By: Jordan Bateman, Canadian Taxpayers Federation

Whenever a transit authority cries poor in British Columbia, the NDP inevitably rush in with a claim that the carbon tax is the perfect way to pay for it. In reality, the vast majority of British Columbians would be better off if the carbon tax was killed, not repurposed.

Nevertheless, calls for higher carbon taxes happened again this month, when TransLink (Greater Vancouver’s transit authority) requested its independent commissioner increase fares by 12.5 per cent. New Democratic Party (NDP) transportation critic Harry Bains recycled the old “use carbon tax for transit” plan—a spin as predictable as a cheap hit by a Boston Bruin.

Last year, the TransLink area mayors approved another two cents per litre gas tax for transit and upped property taxes. The transit commissioner has decided on a different tact, putting together a plan to examine TransLink’s bus service for cost savings. The mayors, on the other hand, simply took TransLink staff at their word, choosing to believe that every loonie of the $1.36 billion it spent in 2010 was fully maximized.

If the commissioner’s experts follow up on research by the media and the not-for-profit Canadian Taxpayers Federation, along with tales from the riding public, there should be some significant cost savings that can be realized in this process. The commissioner’s approach is the correct one—not immediately raising fares, rubberstamping increased taxes, or reallocating the carbon tax.
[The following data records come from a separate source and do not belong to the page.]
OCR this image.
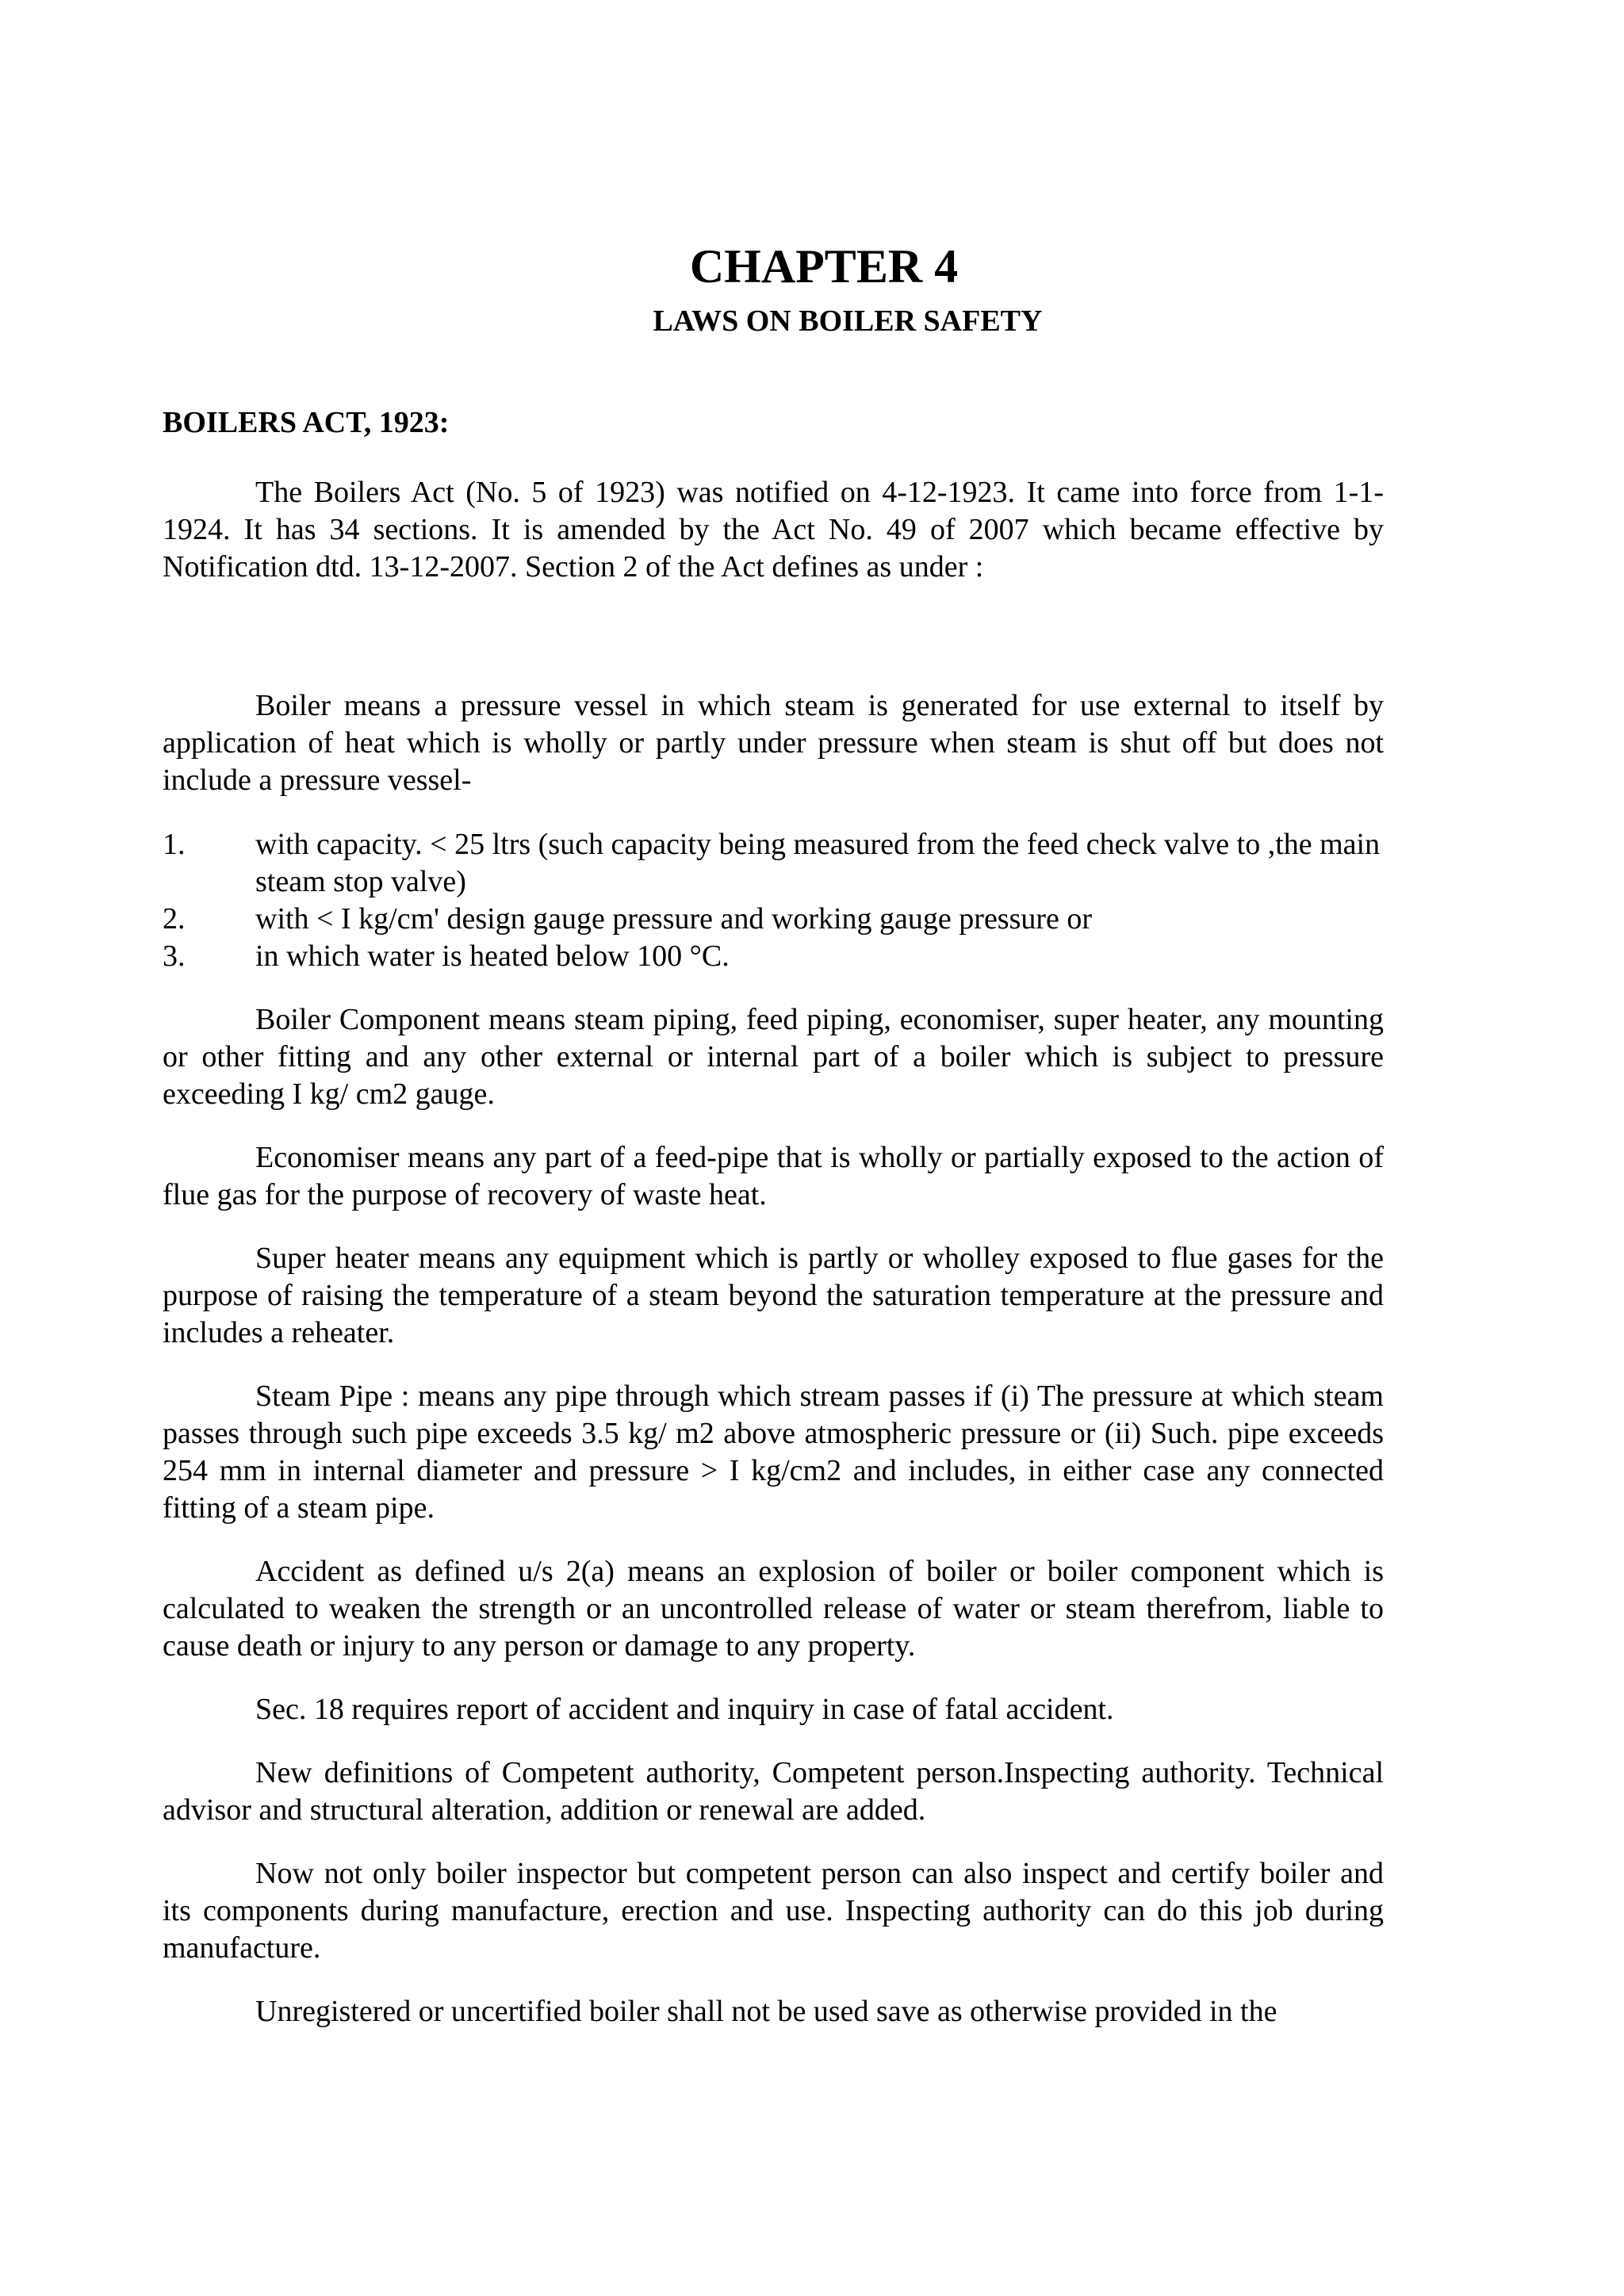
CHAPTER 4
LAWS ON BOILER SAFETY
BOILERS ACT, 1923:

The Boilers Act (No. 5 of 1923) was notified on 4-12-1923. It came into force from 1-1-1924. It has 34 sections. It is amended by the Act No. 49 of 2007 which became effective by Notification dtd. 13-12-2007. Section 2 of the Act defines as under :

Boiler means a pressure vessel in which steam is generated for use external to itself by application of heat which is wholly or partly under pressure when steam is shut off but does not include a pressure vessel-

1.	with capacity. < 25 ltrs (such capacity being measured from the feed check valve to ,the main steam stop valve)
2.	with < I kg/cm' design gauge pressure and working gauge pressure or
3.	in which water is heated below 100 °C.

Boiler Component means steam piping, feed piping, economiser, super heater, any mounting or other fitting and any other external or internal part of a boiler which is subject to pressure exceeding I kg/ cm2 gauge.

Economiser means any part of a feed-pipe that is wholly or partially exposed to the action of flue gas for the purpose of recovery of waste heat.

Super heater means any equipment which is partly or wholley exposed to flue gases for the purpose of raising the temperature of a steam beyond the saturation temperature at the pressure and includes a reheater.

Steam Pipe : means any pipe through which stream passes if (i) The pressure at which steam passes through such pipe exceeds 3.5 kg/ m2 above atmospheric pressure or (ii) Such. pipe exceeds 254 mm in internal diameter and pressure > I kg/cm2 and includes, in either case any connected fitting of a steam pipe.

Accident as defined u/s 2(a) means an explosion of boiler or boiler component which is calculated to weaken the strength or an uncontrolled release of water or steam therefrom, liable to cause death or injury to any person or damage to any property.

Sec. 18 requires report of accident and inquiry in case of fatal accident.

New definitions of Competent authority, Competent person.Inspecting authority. Technical advisor and structural alteration, addition or renewal are added.

Now not only boiler inspector but competent person can also inspect and certify boiler and its components during manufacture, erection and use. Inspecting authority can do this job during manufacture.

Unregistered or uncertified boiler shall not be used save as otherwise provided in the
B.C. drivers are already overtaxed, with much of that money flowing to transit. In the Lower Mainland, governments collect 50 cents of tax on every litre of gas pumped, 17 cents of which goes directly to TransLink. Giving TransLink access to another 7.7 cents per litre in carbon tax is unacceptable.

The carbon tax is revenue neutral for the provincial government. Under B.C. law, every penny collected in carbon tax must be returned to taxpayers through corresponding tax cuts. So the idea of using the carbon tax means rolling back those savings. It’s a tax increase to pay for transit.

While the carbon tax is revenue neutral for government, it certainly isn’t for taxpayers. Some are hit harder than others by the tax—shift workers, ranchers and farmers, delivery drivers, rural and suburban residents and those with no access to transit. The corresponding tax cuts do little to mitigate those costs for those people—indeed, the carbon tax is really a tax shift off urban dwellers and on to the rest of the province.

That’s why it’s unfair to use the carbon tax for transit. One cannot expect drivers in Lac La Hache to fund transit systems in communities they never visit.

Even if an NDP government allocated carbon tax revenue to be spent within the communities they are collected, it’s still unfair to the driver who has no option but to take a vehicle. That’s a significant number of disenfranchised taxpayers paying for a service they do not use.

Drivers already pay for transit at the gas pump. Asking them to pay even more is wrong and will damage the long-term economy of B.C., as the vast majority of our goods and services are transported by fuel-powered vehicles. Adding cost to those items hurts both business and consumers.

As of July 2, 2012, the carbon tax will be frozen until the B.C. Government can figure out what to do with it. The best solution is not to hand it over to transit bureaucracy—it’s to kill it and give taxpaying drivers 7.7 cents of relief at the pump.